需要说明的是,在上述解析的过程中,该能量比值的确定,是以目标帧在时域上的中点为界限,获取前后部分的比值后按照上述预设规则解析的。然而,在实际工作过程中,在对第一音频进行翻录时,由于场地的回声或混响等原因,会造成高能量部分在时域上增加。例如,音频水印为1时,时域上以中点为界限,前半部分的能量值与后半部分能量值的比值大于或等于第五预设值。然而,由于转录过程中回声或混响的存在,导致高能量区域在时域上越过了中点的界限,从而影响了能量比值的大小,造成解析终端无法根据能量比值获取到水印。为解决上述问题,播放终端在嵌入水印时进一步提供一种依据频域来改变能量比值的方法,以克服转录过程中所产生的回声混响对时域上的能量分部造成的影响。
二、改变不同频域部分能量值的比值。
本实施例中,播放终端在嵌入音频水印时采用与上述类似的方式,改变第二采样点在频域上的的能量比值,从而实现水印的嵌入,具体的实现方式可参阅上述改变不同时域部分能量比值的方法,区别在于,本种实施方式并不是在时域上以时间作为划界,而是在频域上以频率作为划界。

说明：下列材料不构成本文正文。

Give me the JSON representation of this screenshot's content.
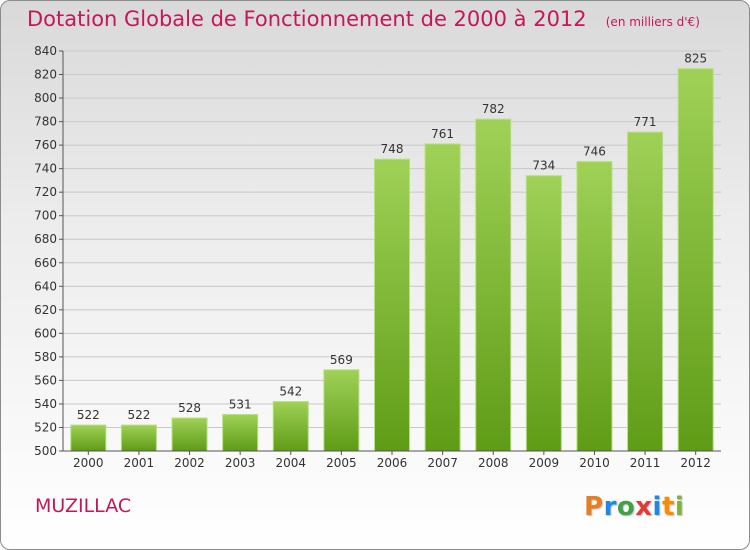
{
  "title": "Dotation Globale de Fonctionnement de 2000 à 2012",
  "subtitle": "(en milliers d'€)",
  "town": "MUZILLAC",
  "brand": {
    "letters": [
      "P",
      "r",
      "o",
      "x",
      "i",
      "t",
      "i"
    ],
    "colors": [
      "#e67e22",
      "#1e88e5",
      "#43a047",
      "#e53935",
      "#1e88e5",
      "#fb8c00",
      "#7cb342"
    ]
  },
  "chart_data": {
    "type": "bar",
    "categories": [
      "2000",
      "2001",
      "2002",
      "2003",
      "2004",
      "2005",
      "2006",
      "2007",
      "2008",
      "2009",
      "2010",
      "2011",
      "2012"
    ],
    "values": [
      522,
      522,
      528,
      531,
      542,
      569,
      748,
      761,
      782,
      734,
      746,
      771,
      825
    ],
    "title": "Dotation Globale de Fonctionnement de 2000 à 2012",
    "subtitle": "(en milliers d'€)",
    "xlabel": "",
    "ylabel": "",
    "ylim": [
      500,
      840
    ],
    "yticks": [
      500,
      520,
      540,
      560,
      580,
      600,
      620,
      640,
      660,
      680,
      700,
      720,
      740,
      760,
      780,
      800,
      820,
      840
    ],
    "grid": true,
    "bar_color": "#8dc63f"
  }
}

因此,解析终端在解析音频水印时,所得到第二目标帧的能量分部图如图5g所示,在第二采样点中以频域的中点划界,在能量分布图中,深色部分表示高能量区域,白色部分表示低能量区域,从而通过能量分部图,解析终端可以直观地获取到第二目标帧的能量分部。如图5g所示,上半部分与下半部分的比值大于第五阈值的表示数字1。下半部分与上半部分的比值大于第五阈值的表示数字0,从而通过改变频域上的能量比值实现了音频水印的嵌入,克服了转录过程中所产生的回声混响对时域上的能量分部造成的影响。
三、同时改变不同时域和不同频域部分能量值的比值。
本实施例中,播放终端在嵌入音频水印时综合了上述方案一和方案二的方案,首先通过方案一的方法,调整第二采样点在时域上前后部分的能量比值,实现第一步的水印嵌入,例如图5h所示,第二采样点前半部分的能量值与后半部分能量值的比值大于第五阈值,嵌入了音频水印为数字1,进一步地,为了防止转录过程中所产生的回声混响在时域上对音频水印能量分部造成的影响,如图5h所示,对于图5h的后半部分(即能量较低的部分),采取上述方案二的方法,改变高频部分与低频部分的能量比值。
方案三所提供的方式,在第二采样点中同时加入了一大一小两个水印。该一大一小两个水印分别记录了相同的数值,其中,大水印为在时域上改变第二采样点前后两部分的能量比值所得到的水印,小水印为改变第二采样点低能量部分高低频的能量比值所得到的水印。
进一步地,对于如图5h所示的水印,为了防止转录过程中所产生的回声混响对时域上的能量分部造成的影响,还可以对音频水印中的低能量部分进行进一步的分割,如图5i所 示,对于第二采样点中低能量部分嵌入的小水印时,将该低能量部分在时域上分为两部分,分别记为第一部分和第二部分,其中,第一部分为接近高能量部分的区域,第二部分为远离高能量部分的区域。在嵌入小水印时,仅仅改变第二部分高频部分与低频部分的能量比值,对于第一部分,由于靠近高能量部分,可能会由于转录过程中产生的混响导致第一部分的能量相应升高,因此不再改变第一部分的高低频能量比值,从而排除了转录过程中所产生的回声混响对时域上的能量分部造成的影响,仅仅在远离高能量部分的第二部分通过改变高低频能量比值的方式嵌入小水印。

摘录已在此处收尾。